En esta tercera obra de Egido importa mucho la historia, en pleno aniversario del levantamiento de los comuneros. Destaco cómo trata el autor el sitio de Segovia, el protagonismo cargado de simbolismo de la reina Juana y las figuras de Isabel de Castilla, Carlos V y Juan Bravo, sobre todo por lo que toca al sabroso misterio de su enterramiento en la parroquia segoviana de San Félix de Muñoveros. Importa Segovia, como cabe esperar de un segoviano cuyas palabras me han permitido revisitar con los ojos del lector lugares para mí muy queridos que han marcado mi vida tras casi once años intensísimos y provechosos en la antigua Universidad SEK, en donde el autor y yo compartimos afanes e ilusiones. Y además importa el misterio, muy bien trabado, muy bien urdido y muy bien administrado, con ingredientes muy variados a caballo entre la estética y la trascendencia. Si hay algo que deben aceptar los lectores de la novela histórica es su derecho a tratar de forma creativa los hechos por la más elemental coherencia con el peso de la ficción. No hablo de falsearlos, sino de abordar sus explicaciones con una nueva perspectiva en la que a veces pesan las peripecias de los personajes o la mirada inquisidora e inconformista de un narrador que no solo cuenta, sino que inquiere, convoca y siembra la duda. De eso se trata.

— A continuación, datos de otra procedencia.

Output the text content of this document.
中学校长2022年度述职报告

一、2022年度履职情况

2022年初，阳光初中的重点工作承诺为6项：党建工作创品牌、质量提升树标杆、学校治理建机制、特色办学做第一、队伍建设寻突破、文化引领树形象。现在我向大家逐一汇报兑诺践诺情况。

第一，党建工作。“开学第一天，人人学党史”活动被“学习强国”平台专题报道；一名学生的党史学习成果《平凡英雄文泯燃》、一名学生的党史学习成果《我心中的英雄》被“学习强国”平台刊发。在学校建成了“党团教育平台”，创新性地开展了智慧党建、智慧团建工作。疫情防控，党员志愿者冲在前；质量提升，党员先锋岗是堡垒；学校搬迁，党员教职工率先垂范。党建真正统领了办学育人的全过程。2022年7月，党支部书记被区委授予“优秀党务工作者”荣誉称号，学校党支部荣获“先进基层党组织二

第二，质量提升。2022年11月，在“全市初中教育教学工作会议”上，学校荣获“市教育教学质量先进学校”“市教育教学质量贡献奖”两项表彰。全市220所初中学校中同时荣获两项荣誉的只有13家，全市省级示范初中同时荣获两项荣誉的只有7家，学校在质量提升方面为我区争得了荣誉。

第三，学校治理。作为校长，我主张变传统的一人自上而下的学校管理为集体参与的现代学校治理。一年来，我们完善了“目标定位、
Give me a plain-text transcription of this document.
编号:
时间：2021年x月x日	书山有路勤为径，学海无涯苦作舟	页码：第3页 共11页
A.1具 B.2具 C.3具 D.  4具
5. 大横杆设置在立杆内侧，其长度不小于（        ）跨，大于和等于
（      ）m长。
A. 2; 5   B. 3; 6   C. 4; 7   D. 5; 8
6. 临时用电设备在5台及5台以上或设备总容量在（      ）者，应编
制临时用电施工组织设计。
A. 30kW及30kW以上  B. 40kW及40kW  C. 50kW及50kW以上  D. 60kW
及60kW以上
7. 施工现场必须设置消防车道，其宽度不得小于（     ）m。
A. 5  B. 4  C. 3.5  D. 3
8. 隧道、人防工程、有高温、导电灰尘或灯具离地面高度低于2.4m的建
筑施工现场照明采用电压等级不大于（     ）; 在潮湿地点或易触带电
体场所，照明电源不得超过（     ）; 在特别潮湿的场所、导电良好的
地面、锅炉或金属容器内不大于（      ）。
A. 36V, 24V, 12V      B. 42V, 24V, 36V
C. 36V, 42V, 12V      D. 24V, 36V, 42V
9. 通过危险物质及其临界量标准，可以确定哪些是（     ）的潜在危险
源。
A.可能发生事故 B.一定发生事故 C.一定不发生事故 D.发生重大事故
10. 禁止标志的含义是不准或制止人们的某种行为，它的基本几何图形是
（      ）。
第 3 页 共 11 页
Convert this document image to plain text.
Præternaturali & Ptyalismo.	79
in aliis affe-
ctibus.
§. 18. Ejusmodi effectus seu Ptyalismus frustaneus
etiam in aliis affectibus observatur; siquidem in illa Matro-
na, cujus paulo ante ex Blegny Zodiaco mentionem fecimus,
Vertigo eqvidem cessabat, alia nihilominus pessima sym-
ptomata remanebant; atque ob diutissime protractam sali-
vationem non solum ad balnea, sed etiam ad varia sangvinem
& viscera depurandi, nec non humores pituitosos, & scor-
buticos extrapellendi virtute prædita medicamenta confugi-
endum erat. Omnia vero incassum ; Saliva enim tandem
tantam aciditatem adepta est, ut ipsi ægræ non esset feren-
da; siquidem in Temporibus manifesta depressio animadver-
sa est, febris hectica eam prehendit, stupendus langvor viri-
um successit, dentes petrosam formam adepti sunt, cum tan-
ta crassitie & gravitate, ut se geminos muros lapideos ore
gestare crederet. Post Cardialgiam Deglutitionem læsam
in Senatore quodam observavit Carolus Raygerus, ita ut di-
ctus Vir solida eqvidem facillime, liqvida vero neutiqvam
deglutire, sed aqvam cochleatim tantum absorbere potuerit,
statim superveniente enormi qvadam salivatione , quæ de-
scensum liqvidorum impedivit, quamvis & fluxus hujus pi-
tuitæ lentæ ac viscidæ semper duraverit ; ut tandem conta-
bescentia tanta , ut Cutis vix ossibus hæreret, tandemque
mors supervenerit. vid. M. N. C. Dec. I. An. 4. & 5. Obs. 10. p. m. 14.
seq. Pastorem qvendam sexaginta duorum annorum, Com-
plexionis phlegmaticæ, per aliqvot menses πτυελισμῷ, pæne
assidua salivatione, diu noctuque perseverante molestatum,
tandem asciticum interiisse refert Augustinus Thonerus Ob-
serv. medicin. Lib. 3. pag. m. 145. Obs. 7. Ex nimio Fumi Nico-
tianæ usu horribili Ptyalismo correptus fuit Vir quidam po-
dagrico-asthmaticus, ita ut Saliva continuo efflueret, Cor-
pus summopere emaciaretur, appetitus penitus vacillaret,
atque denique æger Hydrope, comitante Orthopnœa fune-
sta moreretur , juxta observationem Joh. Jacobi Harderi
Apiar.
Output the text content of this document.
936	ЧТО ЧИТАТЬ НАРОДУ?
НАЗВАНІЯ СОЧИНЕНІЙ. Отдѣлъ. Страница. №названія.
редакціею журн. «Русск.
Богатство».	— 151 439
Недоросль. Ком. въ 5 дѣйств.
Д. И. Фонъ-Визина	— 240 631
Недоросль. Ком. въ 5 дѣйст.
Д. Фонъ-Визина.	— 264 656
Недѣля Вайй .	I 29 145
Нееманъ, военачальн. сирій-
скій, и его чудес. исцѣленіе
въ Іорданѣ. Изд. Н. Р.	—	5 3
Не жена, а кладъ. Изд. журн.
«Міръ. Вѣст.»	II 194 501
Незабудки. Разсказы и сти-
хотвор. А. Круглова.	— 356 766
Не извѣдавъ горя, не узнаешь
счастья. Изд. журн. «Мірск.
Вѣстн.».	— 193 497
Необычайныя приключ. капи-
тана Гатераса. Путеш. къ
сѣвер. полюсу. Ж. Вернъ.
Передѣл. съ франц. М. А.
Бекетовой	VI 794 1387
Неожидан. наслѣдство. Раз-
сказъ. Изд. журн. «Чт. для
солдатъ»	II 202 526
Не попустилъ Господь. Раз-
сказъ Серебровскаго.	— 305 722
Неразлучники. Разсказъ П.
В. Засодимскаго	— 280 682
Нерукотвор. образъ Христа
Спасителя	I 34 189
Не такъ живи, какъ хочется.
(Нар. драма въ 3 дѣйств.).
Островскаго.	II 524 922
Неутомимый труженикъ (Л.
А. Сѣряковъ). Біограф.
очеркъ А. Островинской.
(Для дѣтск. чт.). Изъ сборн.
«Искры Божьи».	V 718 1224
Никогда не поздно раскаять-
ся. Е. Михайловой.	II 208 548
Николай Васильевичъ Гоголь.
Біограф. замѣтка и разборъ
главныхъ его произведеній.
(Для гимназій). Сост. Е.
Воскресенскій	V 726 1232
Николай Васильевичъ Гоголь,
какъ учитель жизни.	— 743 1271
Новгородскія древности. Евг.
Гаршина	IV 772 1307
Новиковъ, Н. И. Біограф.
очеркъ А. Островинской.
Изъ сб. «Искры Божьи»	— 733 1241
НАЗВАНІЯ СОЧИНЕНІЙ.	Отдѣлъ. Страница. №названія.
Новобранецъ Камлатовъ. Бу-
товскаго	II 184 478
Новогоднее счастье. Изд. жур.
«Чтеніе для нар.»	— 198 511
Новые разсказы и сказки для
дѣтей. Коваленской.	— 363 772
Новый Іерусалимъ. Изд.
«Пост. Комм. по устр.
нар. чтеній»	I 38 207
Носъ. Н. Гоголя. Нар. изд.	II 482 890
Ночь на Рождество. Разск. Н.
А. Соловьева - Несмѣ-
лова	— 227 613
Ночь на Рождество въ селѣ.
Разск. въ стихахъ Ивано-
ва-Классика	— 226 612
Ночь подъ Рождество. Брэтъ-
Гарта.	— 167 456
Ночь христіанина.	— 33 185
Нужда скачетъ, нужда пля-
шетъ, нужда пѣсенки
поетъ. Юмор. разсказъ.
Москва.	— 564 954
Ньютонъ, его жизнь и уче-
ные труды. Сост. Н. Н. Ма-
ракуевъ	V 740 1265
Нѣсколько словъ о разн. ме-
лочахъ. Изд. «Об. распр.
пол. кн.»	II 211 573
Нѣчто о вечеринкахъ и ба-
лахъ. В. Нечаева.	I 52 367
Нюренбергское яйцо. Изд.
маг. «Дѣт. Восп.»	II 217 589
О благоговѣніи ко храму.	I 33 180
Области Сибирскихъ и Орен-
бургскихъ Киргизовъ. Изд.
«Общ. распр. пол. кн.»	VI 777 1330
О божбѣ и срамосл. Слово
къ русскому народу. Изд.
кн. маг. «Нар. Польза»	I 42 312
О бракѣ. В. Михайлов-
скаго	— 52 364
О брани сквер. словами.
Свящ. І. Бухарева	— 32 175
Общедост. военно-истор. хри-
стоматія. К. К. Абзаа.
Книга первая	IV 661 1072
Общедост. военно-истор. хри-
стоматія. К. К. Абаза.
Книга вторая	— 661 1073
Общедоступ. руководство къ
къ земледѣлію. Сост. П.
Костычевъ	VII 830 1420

Con la autoridad que se puede conceder a quien dedica su vida a la literatura y ha leído las tres novelas de Egido, puedo afirmar que El blasón de la reina es una novela escrita con mucho oficio y una trama apasionante en la que están presentes, de forma muy estimulante, los valores de la integridad, la amistad, la curiosidad intelectual y la lucha contra la adversidad. Añado algo que considero particularmente valioso: la ruptura audaz con lo previsible, porque el sorprendente giro de los acontecimientos –que no voy a desvelar por razones obvias– no se aviene con el tópico de un final feliz, y en esto reconozco el valor del autor. Y como hablaba de valores y conozco los que animan a Francisco Egido, destaco la ejemplaridad que anima a la publicación, cuyas ventas se destinan a los fines solidarios de Cáritas a través de Alimentos de Segovia.
Sabiendo como sé, y como sabrá el lector, que Juan Manuel López Atienza (el protagonista de El blasón de la reina) acaba instalándose en la Suiza Española de Robledo de Chavela, espero encontrármelo por esos bosques y montañas en los que me pierdo (y me encuentro) siempre que puedo. Estoy seguro de que hablaremos con provecho de muchas cosas.